Плафон был засижен мухами — последний раз его чистили лет десять назад, еще при старых хозяевах… точнее, свою собственную люстру с кухни они прихватили, когда съезжали, и привинтили вместо нее этот прыщ из пупырчатого стекла, который, надо полагать, висел тут еще во время оно. Каждый год, собираясь начать-таки ремонт, Кир мрачно смотрел на этот плафон, прекрасно понимая, что это — как в суде: всегда найдется какое-нибудь более важное дело.

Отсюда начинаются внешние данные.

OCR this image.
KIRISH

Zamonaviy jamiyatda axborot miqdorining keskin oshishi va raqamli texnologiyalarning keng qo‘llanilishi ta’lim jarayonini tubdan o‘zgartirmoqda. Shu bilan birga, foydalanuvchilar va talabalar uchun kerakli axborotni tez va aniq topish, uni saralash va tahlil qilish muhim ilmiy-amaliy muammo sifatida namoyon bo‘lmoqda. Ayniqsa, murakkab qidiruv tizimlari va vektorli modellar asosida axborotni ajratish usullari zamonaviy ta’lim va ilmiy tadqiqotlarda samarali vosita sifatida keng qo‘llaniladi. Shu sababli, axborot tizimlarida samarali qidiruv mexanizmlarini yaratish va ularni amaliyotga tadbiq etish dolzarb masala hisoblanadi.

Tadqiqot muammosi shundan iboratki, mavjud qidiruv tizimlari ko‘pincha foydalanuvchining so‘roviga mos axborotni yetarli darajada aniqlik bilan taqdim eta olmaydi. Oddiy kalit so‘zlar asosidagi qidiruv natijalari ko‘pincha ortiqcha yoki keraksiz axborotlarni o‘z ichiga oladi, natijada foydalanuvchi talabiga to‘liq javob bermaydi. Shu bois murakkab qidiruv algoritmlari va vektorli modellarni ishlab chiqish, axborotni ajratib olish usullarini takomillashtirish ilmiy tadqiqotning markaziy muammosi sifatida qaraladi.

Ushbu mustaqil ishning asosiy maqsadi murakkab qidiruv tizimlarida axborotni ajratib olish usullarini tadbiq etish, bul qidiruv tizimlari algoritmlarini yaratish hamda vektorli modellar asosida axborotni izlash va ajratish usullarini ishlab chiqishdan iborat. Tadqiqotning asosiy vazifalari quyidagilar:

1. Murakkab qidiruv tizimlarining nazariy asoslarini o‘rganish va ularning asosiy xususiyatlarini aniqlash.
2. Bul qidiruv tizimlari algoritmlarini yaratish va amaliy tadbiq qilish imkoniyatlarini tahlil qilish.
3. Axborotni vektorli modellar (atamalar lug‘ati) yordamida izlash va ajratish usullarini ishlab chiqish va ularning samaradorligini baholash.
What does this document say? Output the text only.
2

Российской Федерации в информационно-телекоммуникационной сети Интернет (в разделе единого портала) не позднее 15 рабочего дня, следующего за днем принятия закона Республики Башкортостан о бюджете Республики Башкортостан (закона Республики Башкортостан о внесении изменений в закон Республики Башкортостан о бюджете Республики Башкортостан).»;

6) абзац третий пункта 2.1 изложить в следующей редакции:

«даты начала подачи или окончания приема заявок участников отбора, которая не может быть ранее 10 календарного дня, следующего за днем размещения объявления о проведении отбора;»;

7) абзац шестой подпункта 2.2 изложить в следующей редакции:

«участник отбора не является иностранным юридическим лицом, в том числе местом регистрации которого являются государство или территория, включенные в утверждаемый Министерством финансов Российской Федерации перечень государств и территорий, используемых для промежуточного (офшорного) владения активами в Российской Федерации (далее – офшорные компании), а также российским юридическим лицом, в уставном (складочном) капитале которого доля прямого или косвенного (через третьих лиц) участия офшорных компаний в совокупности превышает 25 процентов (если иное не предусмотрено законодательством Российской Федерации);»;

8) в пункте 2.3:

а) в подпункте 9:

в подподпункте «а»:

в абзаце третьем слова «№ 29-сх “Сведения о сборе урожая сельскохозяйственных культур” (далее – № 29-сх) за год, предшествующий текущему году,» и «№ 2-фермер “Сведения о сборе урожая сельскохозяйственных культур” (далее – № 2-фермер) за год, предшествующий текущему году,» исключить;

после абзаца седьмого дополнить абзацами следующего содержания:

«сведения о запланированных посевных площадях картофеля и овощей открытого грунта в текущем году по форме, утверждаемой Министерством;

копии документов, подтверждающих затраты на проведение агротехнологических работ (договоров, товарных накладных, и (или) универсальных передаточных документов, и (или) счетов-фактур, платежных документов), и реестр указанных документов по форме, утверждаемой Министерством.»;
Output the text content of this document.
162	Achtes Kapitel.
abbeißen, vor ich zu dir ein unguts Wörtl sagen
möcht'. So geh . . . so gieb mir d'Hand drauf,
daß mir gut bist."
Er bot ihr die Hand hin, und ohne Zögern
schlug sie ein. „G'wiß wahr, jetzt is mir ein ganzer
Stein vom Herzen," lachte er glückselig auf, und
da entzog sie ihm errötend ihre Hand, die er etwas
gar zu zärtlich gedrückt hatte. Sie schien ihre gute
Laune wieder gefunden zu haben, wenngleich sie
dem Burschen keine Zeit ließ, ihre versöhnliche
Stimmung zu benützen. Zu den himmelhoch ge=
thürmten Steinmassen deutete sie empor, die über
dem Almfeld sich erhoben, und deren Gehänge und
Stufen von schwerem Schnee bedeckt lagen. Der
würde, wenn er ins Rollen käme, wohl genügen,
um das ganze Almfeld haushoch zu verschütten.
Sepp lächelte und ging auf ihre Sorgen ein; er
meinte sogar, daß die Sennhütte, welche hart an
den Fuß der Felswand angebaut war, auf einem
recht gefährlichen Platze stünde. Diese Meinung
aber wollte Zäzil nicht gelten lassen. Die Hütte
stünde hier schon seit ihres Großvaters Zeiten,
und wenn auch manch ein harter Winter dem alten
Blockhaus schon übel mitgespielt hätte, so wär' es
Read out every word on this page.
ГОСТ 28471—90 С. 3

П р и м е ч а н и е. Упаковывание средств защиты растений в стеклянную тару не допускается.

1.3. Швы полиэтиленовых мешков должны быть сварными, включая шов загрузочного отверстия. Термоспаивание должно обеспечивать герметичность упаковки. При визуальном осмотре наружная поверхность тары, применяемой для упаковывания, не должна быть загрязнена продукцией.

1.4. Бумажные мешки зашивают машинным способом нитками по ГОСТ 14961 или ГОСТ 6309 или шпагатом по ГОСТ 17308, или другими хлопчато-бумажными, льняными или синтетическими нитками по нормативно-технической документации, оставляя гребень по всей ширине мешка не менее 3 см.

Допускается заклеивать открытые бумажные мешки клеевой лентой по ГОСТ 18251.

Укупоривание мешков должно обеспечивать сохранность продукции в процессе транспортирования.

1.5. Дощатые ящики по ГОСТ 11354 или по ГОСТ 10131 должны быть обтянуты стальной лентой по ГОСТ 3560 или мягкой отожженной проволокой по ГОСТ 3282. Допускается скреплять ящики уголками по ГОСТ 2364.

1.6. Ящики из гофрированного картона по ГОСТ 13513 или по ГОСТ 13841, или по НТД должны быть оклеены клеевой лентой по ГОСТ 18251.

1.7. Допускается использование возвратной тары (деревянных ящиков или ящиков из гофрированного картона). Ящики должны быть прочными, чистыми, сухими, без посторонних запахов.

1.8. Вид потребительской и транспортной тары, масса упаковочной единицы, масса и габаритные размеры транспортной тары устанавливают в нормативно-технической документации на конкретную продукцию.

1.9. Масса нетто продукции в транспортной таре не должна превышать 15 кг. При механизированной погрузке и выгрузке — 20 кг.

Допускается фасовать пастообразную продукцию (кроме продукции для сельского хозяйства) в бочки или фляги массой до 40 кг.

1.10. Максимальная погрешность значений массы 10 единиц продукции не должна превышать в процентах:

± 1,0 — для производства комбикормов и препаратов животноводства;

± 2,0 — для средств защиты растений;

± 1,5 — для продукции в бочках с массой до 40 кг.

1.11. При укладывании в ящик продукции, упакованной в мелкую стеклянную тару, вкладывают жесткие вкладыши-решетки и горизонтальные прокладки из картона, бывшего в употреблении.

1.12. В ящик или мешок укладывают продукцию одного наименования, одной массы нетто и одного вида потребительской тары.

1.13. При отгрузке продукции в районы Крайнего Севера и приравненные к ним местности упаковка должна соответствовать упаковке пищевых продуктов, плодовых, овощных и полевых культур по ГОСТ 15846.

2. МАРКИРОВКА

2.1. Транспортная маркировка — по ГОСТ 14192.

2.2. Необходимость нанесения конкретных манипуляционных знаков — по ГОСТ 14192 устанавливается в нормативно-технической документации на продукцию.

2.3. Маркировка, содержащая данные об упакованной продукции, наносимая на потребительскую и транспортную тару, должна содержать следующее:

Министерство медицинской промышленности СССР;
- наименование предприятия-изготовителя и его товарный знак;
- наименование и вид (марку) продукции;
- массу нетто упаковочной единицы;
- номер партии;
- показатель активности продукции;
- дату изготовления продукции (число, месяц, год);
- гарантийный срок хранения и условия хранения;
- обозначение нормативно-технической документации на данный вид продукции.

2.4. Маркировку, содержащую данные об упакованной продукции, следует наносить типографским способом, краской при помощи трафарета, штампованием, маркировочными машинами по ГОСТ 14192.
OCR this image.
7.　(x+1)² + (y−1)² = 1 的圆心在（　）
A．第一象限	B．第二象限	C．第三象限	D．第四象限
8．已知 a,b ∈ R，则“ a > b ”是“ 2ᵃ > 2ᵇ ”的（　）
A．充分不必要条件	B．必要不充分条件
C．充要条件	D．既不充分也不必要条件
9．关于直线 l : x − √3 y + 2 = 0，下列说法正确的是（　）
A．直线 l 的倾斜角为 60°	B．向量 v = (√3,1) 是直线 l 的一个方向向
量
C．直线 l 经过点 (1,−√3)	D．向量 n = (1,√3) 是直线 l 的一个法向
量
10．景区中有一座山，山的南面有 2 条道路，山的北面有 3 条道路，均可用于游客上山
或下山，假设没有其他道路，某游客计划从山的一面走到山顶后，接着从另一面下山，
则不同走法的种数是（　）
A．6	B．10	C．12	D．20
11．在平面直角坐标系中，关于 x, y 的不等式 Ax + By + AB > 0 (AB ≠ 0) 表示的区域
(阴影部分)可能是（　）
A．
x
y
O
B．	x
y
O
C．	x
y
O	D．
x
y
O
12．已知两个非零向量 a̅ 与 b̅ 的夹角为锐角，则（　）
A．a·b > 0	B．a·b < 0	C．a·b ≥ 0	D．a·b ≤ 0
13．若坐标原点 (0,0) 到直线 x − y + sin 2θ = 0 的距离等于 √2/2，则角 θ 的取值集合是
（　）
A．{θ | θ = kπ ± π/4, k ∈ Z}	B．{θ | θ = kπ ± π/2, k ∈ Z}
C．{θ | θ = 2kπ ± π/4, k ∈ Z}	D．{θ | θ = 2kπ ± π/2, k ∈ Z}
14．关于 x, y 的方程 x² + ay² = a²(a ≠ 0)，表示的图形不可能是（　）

И с каждым годом все призрачнее становились надежды побелить потолок и переклеить обои… Можно было бы охмурить какую-нибудь маляршу; время от времени Кир бросал такие намеки, когда кто-нибудь из друзей, оставшись на ночь, утром выковыривал из головы штукатурную крошку. Но дальше пустого трепа дело не шло.
Чистой посуды не было — последнюю тарелку он употребил вчера, и теперь она была покрыта желтым хрустящим рельефом засохшей картошки. Водогрей тоже, как назло, сломался недели две назад — клапан потек. Сначала Кир просто подставил под него ведро и потом мучился по ночам от колокольного звона падающих на железо капель; через неделю он затянул кран и с тех пор сидел без горячей воды. И прекратил мыть посуду.
Но теперь пришлось. Кир сдвинул кучу в сторону, чтобы освободить кран, набрал в кастрюлю воды и поставил на газ, рядом с чайником.
Яичница из двух яиц со шкварками. За шесть лет одинокого существования Кир приготовил тысячи яичниц, достиг в этом искусстве своеобразного мастерства, но так и не смог приспособиться к поеданию их со сковородки. В едва теплой воде он отскреб от тарелки остатки ужина, протер передником и выложил на нее шипящую и плюющуюся глазунью.
Вчерашняя булка была еще мягкая, в холодильнике обнаружился обветренный шматок ливерного паштета в клочке желтой полиэтиленовой трубки, а в буфете — два зачерствелых крошащихся шоколадных пряника. Паштета как раз хватило на бутерброд. Кир запил все это растворимым кофе, потом оторвал от купленной вчера грозди весь в черных пятнышках, мятый и восхитительно пахнущий банан и забрался с ним обратно в постель. Вытащив из-под бока лентяйку, включил телевизор. В телевизоре проповедовали — какой-то воинствующий мускулистый баптист в синем трико ломал о колено бейсбольную биту и заодно рассказывал, как изменилась его жизнь после того, как в нее вошел дорогой Иисус. Судя по бицепсам, прессу и объему грудной клетки, изменилась она в правильную сторону. Кир прикинул, что ему до такого… э-э, хабитуса — работать и работать, даже если жрать «Кипарис» напропалую: тут поневоле задумаешься о вечном. Интересно, как он это делает: дорогой Иисус, я верую в тебя всем сердцем, пожалуйста (в порядке ответной любезности) сделай мне бицепс сорок два, бедро восемьдесят шесть и… что-то там еще — к следующей среде, если тебя не затруднит. Бартер.